Here’s the full error:

clang++-15 -DENABLE_OMP -DENABLE_CUDA -fopenmp -fopenmp-targets=nvptx64 -Xopenmp-target=nvptx64 --offload-arch=sm_75 -I/usr/include/mpich-x86_64 -Wall -Wextra -fPIE -std=c++17 -DENABLE_SENSEI \
-g -I/work/SENSEI/sensei-svtk-install//include `/work/SENSEI/sensei-svtk-install/bin/sensei_config --cflags` -I./ \
newton.cpp domain_decomp.o initialize_file.o patch_data.o communication.o initialize_random.o patch.o patch_force.o solver.o write_vtk.o command_line.o sensei_adaptor.o insitu.o \
stream_compact.a /usr/local/cuda-12.0/lib64//libcudart_static.a \
`/work/SENSEI/sensei-svtk-install/bin/sensei_config --libs` -Wl,-rpath=`/work/SENSEI/sensei-svtk-install/bin/sensei_config --python-dir` /work/SENSEI/sensei-svtk-install//lib64/libhamr.a -lm -lstdc++ -L/usr/lib64/mpich/lib -Wl,-rpath -Wl,/usr/lib64/mpich/lib -Wl,--enable-new-dtags -lmpi  \
-o newtonpp_clang15_omp
nvlink error   : Entry function '__omp_offloading_801_4ae29c0__ZN4hamr16openmp_allocatorIdvE8allocateIdEESt10shared_ptrIdEmPKT__l375' uses too much shared data (0xcf9c bytes, 0xc000 max)
nvlink error   : Entry function '__omp_offloading_801_4ac45f2__ZN4hamr16openmp_allocatorIhvE8allocateEmRKh_l344' uses too much shared data (0xcf9c bytes, 0xc000 max)
/bin/clang-linker-wrapper: error: 'nvlink' failed
clang-15: error: linker command failed with exit code 1 (use -v to see invocation)

This only happens when I use -g for a debug build, but the program compiles and runs with-O3. Any help on how to get a debug build going?

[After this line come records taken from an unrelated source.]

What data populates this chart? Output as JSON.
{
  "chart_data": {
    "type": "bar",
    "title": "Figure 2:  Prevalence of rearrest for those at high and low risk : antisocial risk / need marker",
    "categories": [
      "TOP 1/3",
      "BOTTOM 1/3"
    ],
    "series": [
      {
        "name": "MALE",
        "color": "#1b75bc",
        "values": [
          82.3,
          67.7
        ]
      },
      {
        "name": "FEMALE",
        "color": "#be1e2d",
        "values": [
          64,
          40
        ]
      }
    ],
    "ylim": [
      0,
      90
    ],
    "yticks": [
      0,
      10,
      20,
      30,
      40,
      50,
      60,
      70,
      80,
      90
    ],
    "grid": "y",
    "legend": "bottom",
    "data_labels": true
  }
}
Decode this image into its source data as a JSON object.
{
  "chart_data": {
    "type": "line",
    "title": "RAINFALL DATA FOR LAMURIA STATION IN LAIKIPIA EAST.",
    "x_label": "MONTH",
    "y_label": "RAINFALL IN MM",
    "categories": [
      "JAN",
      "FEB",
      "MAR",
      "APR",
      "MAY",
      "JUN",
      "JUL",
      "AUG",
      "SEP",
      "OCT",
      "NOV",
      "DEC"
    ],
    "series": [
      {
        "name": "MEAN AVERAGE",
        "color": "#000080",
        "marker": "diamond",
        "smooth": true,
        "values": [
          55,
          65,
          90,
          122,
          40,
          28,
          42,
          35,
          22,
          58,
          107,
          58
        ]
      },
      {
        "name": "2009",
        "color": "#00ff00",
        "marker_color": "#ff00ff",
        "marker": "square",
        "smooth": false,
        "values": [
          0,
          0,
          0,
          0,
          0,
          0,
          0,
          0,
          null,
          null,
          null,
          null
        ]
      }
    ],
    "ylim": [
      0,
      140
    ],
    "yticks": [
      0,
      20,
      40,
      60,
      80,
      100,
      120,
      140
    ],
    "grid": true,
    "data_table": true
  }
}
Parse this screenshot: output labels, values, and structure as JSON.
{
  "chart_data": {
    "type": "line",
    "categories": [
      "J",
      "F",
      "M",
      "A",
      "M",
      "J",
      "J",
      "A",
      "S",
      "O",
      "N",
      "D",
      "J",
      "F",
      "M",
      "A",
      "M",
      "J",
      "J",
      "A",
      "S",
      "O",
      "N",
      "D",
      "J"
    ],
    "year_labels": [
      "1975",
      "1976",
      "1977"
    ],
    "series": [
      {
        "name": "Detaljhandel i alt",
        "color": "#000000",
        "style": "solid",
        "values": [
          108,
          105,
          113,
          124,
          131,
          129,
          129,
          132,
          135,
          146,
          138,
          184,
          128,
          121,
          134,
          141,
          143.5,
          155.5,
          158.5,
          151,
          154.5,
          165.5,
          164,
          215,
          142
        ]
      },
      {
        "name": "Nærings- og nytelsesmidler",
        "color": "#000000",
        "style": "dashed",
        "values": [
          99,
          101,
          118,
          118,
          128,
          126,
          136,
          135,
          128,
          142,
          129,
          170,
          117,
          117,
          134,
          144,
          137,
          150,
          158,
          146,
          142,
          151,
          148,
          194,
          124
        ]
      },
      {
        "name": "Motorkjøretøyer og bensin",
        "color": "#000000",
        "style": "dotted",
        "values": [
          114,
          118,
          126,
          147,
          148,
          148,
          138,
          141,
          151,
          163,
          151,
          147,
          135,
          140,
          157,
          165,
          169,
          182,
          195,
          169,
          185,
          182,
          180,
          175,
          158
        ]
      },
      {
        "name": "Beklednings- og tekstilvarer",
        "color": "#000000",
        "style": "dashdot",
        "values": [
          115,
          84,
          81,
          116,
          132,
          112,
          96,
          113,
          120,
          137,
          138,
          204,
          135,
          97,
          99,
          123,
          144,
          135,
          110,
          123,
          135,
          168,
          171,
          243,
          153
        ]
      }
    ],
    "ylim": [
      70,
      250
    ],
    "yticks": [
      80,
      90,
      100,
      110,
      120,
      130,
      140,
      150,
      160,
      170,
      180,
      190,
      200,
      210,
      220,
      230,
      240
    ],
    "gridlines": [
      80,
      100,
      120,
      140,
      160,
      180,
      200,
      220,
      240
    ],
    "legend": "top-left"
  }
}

I don’t need to step into the offload kernels, just the host code.

Generally GPU builds have problems when run without optimizations because the resources are so scarce. It makes debugging difficult in cases like this.

I think the following might work in your case

clang test.c -fopenmp --offload-arch=native -O3 -Xarch_host -g -Xarch_host -O0
1 Like

Addendum, I think the features I used above that allow you to do this are only present in Clang 16 and onwards.

this worked on clang15 as well. thank you!!

edit: to be clear adding -Xarch_host -g -Xarch_host -O0 keeping my other flags the same worked.

1 Like

Surprised that works, I only fixed -Xarch_host on OpenMP this January. But if it’s working then there’s no problem.